Quiet reflections on life

Lack of updates because I was living my life haha. I finally had one good night of sleep after what, 2-3 weeks? The upcoming week will be bad though- final interviews, two presentations, and hopefully completing a few personal things- the amount of preparation and sleeplessness that I’m anticipating, because I have a tendency to overprepare (26 pages of interview questions -.-). Work load wise it is not that much, it’s just the constant going out and being human-functional that is a drag on my energy levels I guess, sometimes when I’m really tired I don’t even want to put on makeup. It is just concealer, brow tint and lip balm, and then I look at myself in the mirror a few hours later and go “wow that was a bad decision.”

The fact that I always want things to be good means there’s a lot of internal pressure that I’m trying to regulate because I know that when I try to do more things, things that I wouldn’t have done last semester, things will give way and I can’t function at the same speed as before. A thought was in my head as I was heading home last night, what is my biggest fear in life? I guess my biggest fear is that one day, I will choose to die. I am not afraid of death- particularly in the last year, I have been doing what I want to do, which means that in ten years or so I can anticipate some sort of meaning being created. I am afraid that I will bend and then break under pressure (I also bought a hardcopy of Man’s Search for Meaning by Victor Frankl, re-reading it!)

That could be anything from not sleeping for five days, or terrible sleep for two months, and then waking up with a cold feeling in my chest and that sensation of my airways being constricted, and understanding that if I am going to live my life out like this, then I am better off not feeling, not thinking, not ‘being’ anymore. I doubt there will be concentration camps in the future- I hope humanity has passed that stage. But if there are, I might be one of the first to give up on life. I hold on tenaciously to it, but am not very good at living out physical or mental suffering. I don’t think I am sputtering rubbish. I am quite tired, but I understand myself well.
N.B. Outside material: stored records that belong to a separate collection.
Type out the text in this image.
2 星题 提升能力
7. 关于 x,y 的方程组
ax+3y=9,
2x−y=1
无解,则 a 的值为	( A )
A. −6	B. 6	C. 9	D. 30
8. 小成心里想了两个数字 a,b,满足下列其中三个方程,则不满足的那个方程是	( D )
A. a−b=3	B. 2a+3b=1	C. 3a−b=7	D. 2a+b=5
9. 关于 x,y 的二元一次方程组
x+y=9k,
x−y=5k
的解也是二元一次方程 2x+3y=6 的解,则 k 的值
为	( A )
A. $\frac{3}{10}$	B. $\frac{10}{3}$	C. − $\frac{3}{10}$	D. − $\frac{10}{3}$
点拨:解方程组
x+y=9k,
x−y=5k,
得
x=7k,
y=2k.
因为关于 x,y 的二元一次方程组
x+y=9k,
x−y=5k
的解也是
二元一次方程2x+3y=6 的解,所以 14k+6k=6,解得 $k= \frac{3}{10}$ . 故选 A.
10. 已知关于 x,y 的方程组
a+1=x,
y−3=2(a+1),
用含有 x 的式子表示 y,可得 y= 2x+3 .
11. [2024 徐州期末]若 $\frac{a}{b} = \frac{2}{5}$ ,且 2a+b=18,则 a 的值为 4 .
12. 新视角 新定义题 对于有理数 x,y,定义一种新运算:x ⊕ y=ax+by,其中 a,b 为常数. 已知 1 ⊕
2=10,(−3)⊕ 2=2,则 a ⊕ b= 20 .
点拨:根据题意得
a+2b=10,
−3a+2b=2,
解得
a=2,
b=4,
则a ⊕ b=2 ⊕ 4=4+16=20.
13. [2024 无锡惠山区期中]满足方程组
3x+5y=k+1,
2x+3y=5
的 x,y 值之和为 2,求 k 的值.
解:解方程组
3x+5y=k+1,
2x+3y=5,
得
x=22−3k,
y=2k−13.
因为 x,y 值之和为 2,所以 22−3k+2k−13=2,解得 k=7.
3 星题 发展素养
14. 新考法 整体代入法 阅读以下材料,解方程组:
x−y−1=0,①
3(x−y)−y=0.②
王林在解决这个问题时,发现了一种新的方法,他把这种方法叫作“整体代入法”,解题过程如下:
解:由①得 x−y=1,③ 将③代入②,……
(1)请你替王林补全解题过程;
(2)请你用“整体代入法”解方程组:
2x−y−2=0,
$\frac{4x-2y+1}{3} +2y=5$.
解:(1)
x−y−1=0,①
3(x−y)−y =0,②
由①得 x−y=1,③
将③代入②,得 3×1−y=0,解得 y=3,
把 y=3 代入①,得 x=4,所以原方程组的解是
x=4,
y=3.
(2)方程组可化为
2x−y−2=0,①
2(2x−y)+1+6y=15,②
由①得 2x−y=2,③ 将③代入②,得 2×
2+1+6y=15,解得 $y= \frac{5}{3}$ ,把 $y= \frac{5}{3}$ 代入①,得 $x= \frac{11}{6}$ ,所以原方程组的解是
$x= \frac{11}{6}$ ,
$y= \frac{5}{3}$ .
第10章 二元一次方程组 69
In JC I was just a weirdo, although accepted because I could blend in relatively okay-ish, but now I feel a lot more…I wouldn’t say dull, but controlled and demure and it seems like the rough edges of my life was sandpapered away. I am no longer rash, although I did buy three boxes of meiji chocolate ice cream and melon flavoured melona ice cream last night. Internally, it is a whirlpool of heartbeats and fear and thoughts that won’t stop but externally, I don’t think I let any of that show, kind of like how an octopus has many limbs that keep it moving and the food supply wrapped closely around its body.

I don’t want to ask people what they think of me because people don’t tend to say exactly what they think, and we all have selective retention biases so it wouldn’t be very helpful. I wouldn’t say it is a ‘cover’ for who I really am, I think I just need a persona to hold on to so that I can live my life out, instead of staying at home all day being a neurotic cat. It is not fake, it is just me, but toned down? I guess what I mean is that I used to be different around different people, but I think increasingly, as I age, I no longer have that need to hide parts of myself, because those parts are of the past.

I feel that if people were to look at me now, they might see someone who is pleasant but a bit loner but also organized and relatively functional. I don’t know if that is the same as ‘dull’ and ‘unadventurous’, I think my idea of adventure is a little different from that of others- I would like to live on the mountainside with lots of animals and greenery, alone, in a little low-tech hut, for three months.